What we learned from AWS's us-east-1 outage
Max Rozen / December 08, 2021
In case you missed it, for several hours on December 7, 2021, AWS's us-east-1 region had an outage impacting multiple AWS APIs, taking out various websites across the internet.
According to our own monitoring at OnlineOrNot, the outage started at 2021-12-07 15:32 UTC and began to recover well at 2021-12-07 22:48 UTC (with minor signs of life for a few minutes around 2021-12-07 20:08 UTC).
Had we relied solely on AWS to update their status page before reacting, we would have been waiting a while. In fact, AWS took approximately an hour to update their status page to indicate anything was happening at all.

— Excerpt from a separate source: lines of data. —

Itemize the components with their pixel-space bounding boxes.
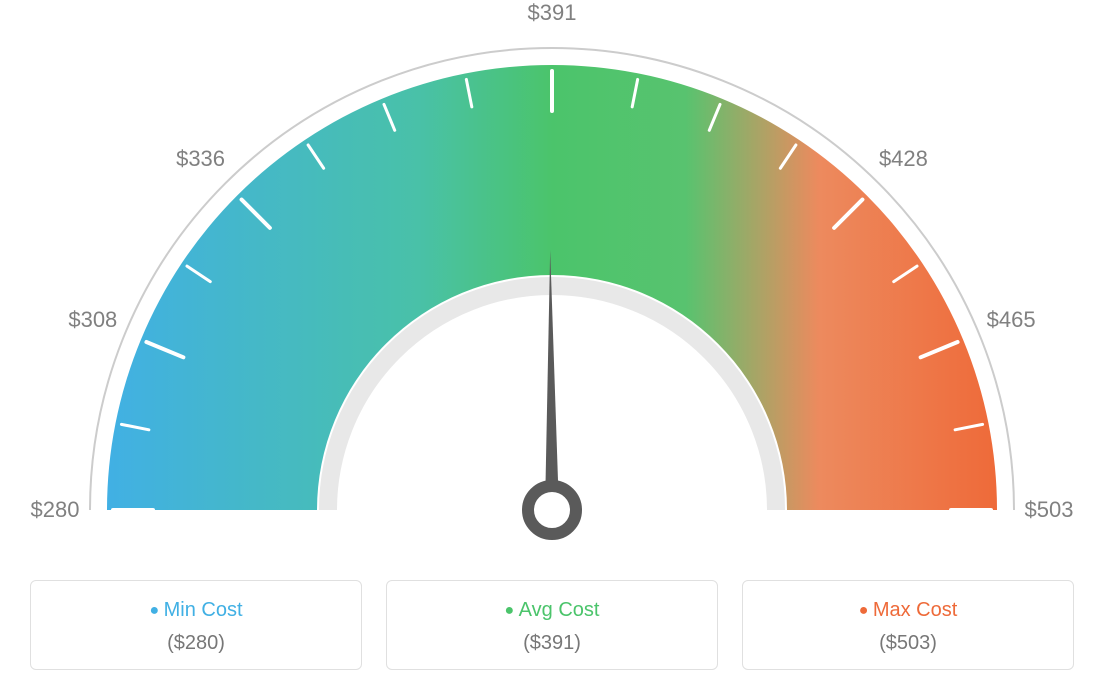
gauge-tick-label: $336: [176, 146, 225, 172]
legend-max-title: Max Cost: [753, 599, 1063, 622]
legend-avg-value: ($391): [397, 632, 707, 655]
legend-min-card: Min Cost ($280): [30, 580, 362, 670]
gauge-chart: $280 $308 $336 $391 $428 $465 $503: [0, 0, 1104, 560]
cost-gauge-widget: $280 $308 $336 $391 $428 $465 $503 Min Cost ($…: [0, 0, 1104, 690]
gauge-tick-label: $428: [879, 146, 928, 172]
legend-avg-title: Avg Cost: [397, 599, 707, 622]
gauge-tick-label: $280: [31, 497, 80, 523]
gauge-tick-label: $391: [528, 0, 577, 26]
legend-min-value: ($280): [41, 632, 351, 655]
legend-row: Min Cost ($280) Avg Cost ($391) Max Cost…: [0, 580, 1104, 670]
gauge-tick-label: $308: [68, 307, 117, 333]
gauge-tick-label: $465: [987, 307, 1036, 333]
legend-max-value: ($503): [753, 632, 1063, 655]
legend-min-title: Min Cost: [41, 599, 351, 622]
legend-max-card: Max Cost ($503): [742, 580, 1074, 670]
legend-avg-card: Avg Cost ($391): [386, 580, 718, 670]
gauge-tick-label: $503: [1025, 497, 1074, 523]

After things got serious, they added a banner to the top of their status page, explaining what was happening:
The retrospective
Some context
OnlineOrNot is an uptime checker service provides uptime and correctness checks for websites, web apps, and APIs. While our infrastructure is hosted across 20 AWS regions, a single point of failure was hosted in us-east-1.
What went wrong
OnlineOrNot's uptime check service stopped running regularly when us-east-1 started having issues.
Every 60 seconds, our service is kicked off via an AWS Cloudwatch event rule hosted in us-east-1.
When that event fires, a single AWS Lambda in us-east-1 queries our database to determine which URLs need checking, and sends off messages via SQS queues to trigger our checkers in 20 AWS regions.
What went well
Mostly by luck, the database was unaffected and our web app remained online. This let us quickly deploy a banner letting our users know something was wrong:
What we learned
Since the outage we've implemented redundancy and the ability to failover to other AWS regions in our uptime check service.
On top of this, we'll be looking at duplicating more of our stack in other cloud providers to ensure this doesn't happen to OnlineOrNot again on AWS, nor any other cloud service.